Fresh off job cuts in the 1st quarter of this year, GoPro announced plans today to further reduce approximately 15% of its workforce, totalling 200 positions in the company. This is bad news for the once leading action sports camera manufacturer in the industry. More details on GoPro fires below:
In the wake of announcing a full recall of their new Karma drone during election night in the United States in early November, GoPro fires their entire entertainment division and the cuts don’t stop there. Embattled former Microsoft exec and Skype CEO turned GoPro president, Tony Bates, will also be stepping down at the end of the year as the company attempts to restructure itself.

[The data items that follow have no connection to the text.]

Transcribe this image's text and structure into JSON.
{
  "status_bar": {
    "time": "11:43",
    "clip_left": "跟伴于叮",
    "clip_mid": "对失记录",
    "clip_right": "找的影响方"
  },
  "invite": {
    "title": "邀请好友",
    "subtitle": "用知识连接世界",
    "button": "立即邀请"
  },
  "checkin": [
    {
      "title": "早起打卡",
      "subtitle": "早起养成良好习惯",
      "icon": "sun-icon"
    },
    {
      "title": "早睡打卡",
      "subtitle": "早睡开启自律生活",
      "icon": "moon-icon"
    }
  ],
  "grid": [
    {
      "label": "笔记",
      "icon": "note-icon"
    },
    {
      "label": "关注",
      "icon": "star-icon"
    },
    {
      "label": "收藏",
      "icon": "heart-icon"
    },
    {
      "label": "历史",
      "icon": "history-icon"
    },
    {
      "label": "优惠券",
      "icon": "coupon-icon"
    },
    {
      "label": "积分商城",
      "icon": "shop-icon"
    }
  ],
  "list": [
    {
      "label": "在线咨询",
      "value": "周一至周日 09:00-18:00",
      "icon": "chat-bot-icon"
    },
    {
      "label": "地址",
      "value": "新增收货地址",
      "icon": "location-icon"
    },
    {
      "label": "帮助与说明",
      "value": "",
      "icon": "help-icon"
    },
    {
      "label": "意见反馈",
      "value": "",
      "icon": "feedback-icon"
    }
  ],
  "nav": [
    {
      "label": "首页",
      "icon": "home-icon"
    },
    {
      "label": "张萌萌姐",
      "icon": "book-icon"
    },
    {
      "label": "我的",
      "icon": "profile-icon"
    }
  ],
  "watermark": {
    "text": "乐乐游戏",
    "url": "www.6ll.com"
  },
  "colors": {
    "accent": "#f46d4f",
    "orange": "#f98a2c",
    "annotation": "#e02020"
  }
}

GoPro’s entertainment division’s goal of molding the company into more of a traditional media operation built around their online video content is no more. The technology side of GoPro has always been the companies bread and butter and this move signals a renewed focus on the tech innovations that put GoPro kiosks in thousands of stores worldwide.
The company also announced today that GoPro camera sales were up 35% during Black Friday week compared with last years internal sales data, but clearly that spike wasn’t enough.
Smartphone camera improvements and cheaper competitors with comparable or better specs, such as Sony’s FDR-X3000 Action Camera (which we have used on all recent episodes of our talk show ON THE GO as the main three cameras), have been taking a bite out of GoPro’s market share and eroded half of its stock value so far in 2016.
With products like the Karma drone, Session camera and Omni 360 camera array all popping up within the last year and a half, it is clear GoPro hasn’t lost their innovation roots. What’s becoming more and more clear, however, is that 2017 will be a pivotal year to see if the company can return to profitability.